Policy Incubator Project by Wharton Risk Management and Decision Processes Center at Pennsylvania University (USA )


In a country like the United States, accustomed to hurricanes, floods and other natural disasters, for many families the true cataclysmic impact hits them after these devastating natural phenomena have passed through, when the time comes for reconstruction and recovery. The fact is that a lack of financial resources prevents thousands of people having access to insurance that can cover them against the effects of such contingencies.

The proposed solution to this problem is the goal of the project that won this year’s Julio Castelo Matrán International Insurance Award, which recognizes those entities which help extend the insurance activity and foster economic stability. A year ago, the researcher Carolyn Kousky and her colleagues at the center launched this initiative with the aim of providing real solutions to insurance-related issues in order to help communities at greatest risk of natural disasters mitigate their effects.

How did the project come about?

Policy Incubator stemmed from the frustration of a group of researchers, as we saw how the initiatives and many of the public policies related to covering natural disasters were totally ineffective and didn’t do enough to improve the lives of the people on the ground. That’s why we had the idea of creating a public policy incubator that could resemble a business incubator; but, instead of entrepreneurial projects, we focus on identifying new policies and innovative ideas that can help families recover following a natural disaster.

How can your organization improve people’s lives?

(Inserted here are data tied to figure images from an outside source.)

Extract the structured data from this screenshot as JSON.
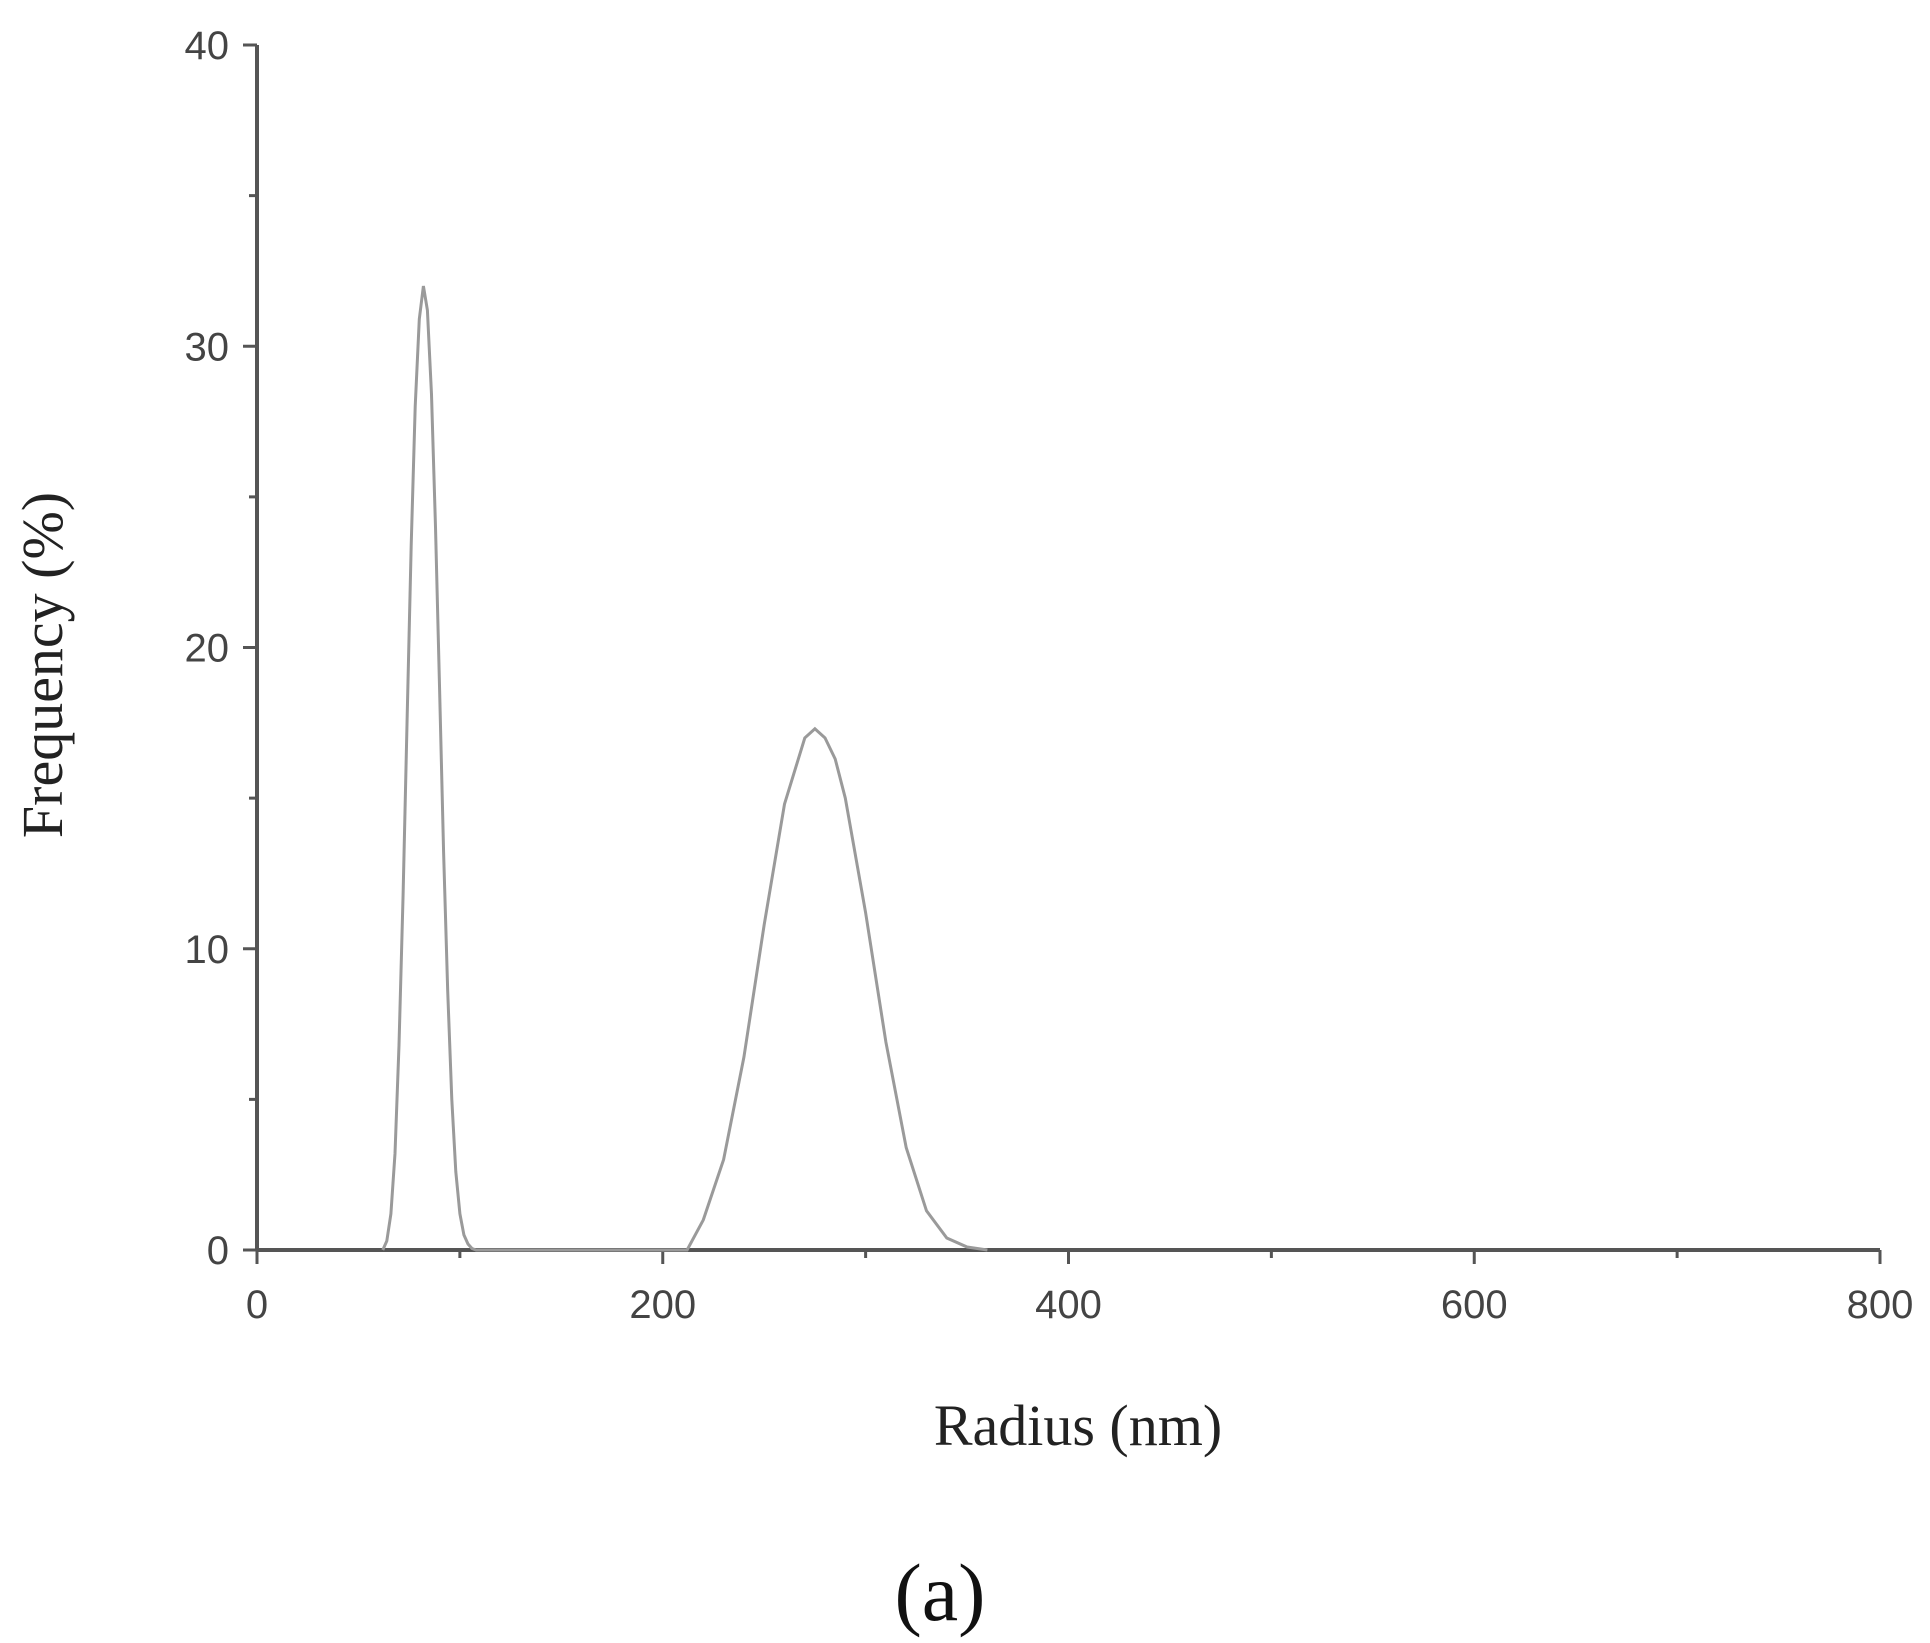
{
  "chart_data": {
    "type": "line",
    "xlabel": "Radius (nm)",
    "ylabel": "Frequency  (%)",
    "xlim": [
      0,
      800
    ],
    "ylim": [
      0,
      40
    ],
    "xticks": [
      0,
      200,
      400,
      600,
      800
    ],
    "yticks": [
      0,
      10,
      20,
      30,
      40
    ],
    "grid": false,
    "series": [
      {
        "color": "#9a9a9a",
        "x": [
          62,
          64,
          66,
          68,
          70,
          72,
          74,
          76,
          78,
          80,
          82,
          84,
          86,
          88,
          90,
          92,
          94,
          96,
          98,
          100,
          102,
          104,
          106,
          108,
          110,
          112,
          212,
          220,
          230,
          240,
          250,
          260,
          270,
          275,
          280,
          285,
          290,
          300,
          310,
          320,
          330,
          340,
          350,
          360
        ],
        "y": [
          0,
          0.3,
          1.2,
          3.2,
          6.8,
          11.8,
          17.6,
          23.4,
          28.0,
          30.9,
          32.0,
          31.2,
          28.4,
          24.0,
          18.6,
          13.2,
          8.6,
          5.0,
          2.6,
          1.2,
          0.5,
          0.2,
          0.05,
          0,
          0,
          0,
          0,
          1.0,
          3.0,
          6.4,
          10.8,
          14.8,
          17.0,
          17.3,
          17.0,
          16.3,
          15.0,
          11.2,
          6.9,
          3.4,
          1.3,
          0.4,
          0.1,
          0
        ]
      }
    ]
  },
  "caption": "(a)"
}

We carry out a series of activities that seek to integrate research and practice. We work with local governments to better design their policies and provide insurance that covers disasters or catastrophes to people who could otherwise not afford it. We also seek to develop new ways of generating resources to help victims of a natural disaster recover more fully. We also work at the federal level with the United States government to implement better legislation in this area and, in general, to achieve more effective, adequate solutions to prepare for this kind of emergency.

Your projects involve many people

One of the major challenges facing us is how to work with individuals and organizations from such a wide range of areas. Our interlocutors include representatives from the local, federal or state administrations, the private sector and researchers from a variety of disciplines. And, often, there is no communication between them. In such cases, what we strive to do is to bring all these parties together in the same room and try to get them to reach agreements. However, it’s not always easy to make so many bridges.

Can you name a project you are particularly proud of?

In the United States, floods are one of the worst disasters that can happen, and there are many families who are not insured against these situations. Public aid is insufficient for low-income families. That’s why we are designing a program at the federal level to help these people with limited resources have insurance cover. Also, at a more local level, there is an innovative initiative in Portland to try to reduce the cost of flood insurance policies.

What new projects are you working on?

Precisely at this moment in time we are starting to work with coastal communities to help them adapt to climate change. The project works on the basis of understanding the new storm patterns and rising sea levels. In parallel, we are seeking a change in the current legislation on the ground to help preserve the economy and ecological systems of these coastal areas, and ensure that these populations can continue living in safe conditions.

What would have to happen for a project such as “Policy Incubator” to no longer prove necessary in the future?

I’m afraid there’s a long way still to go. Right now we are trying to close three gaps we have identified. Firstly, there’s the insurance gap: those people who don’t have insurance to cope with these disasters. Secondly, there’s the prevention gap: many people who have not taken steps to reduce their risks. And, finally, the climate gap: in order to cope not only with present-day disasters, but also those of the future. If we can succeed on these three fronts, that would be incredible.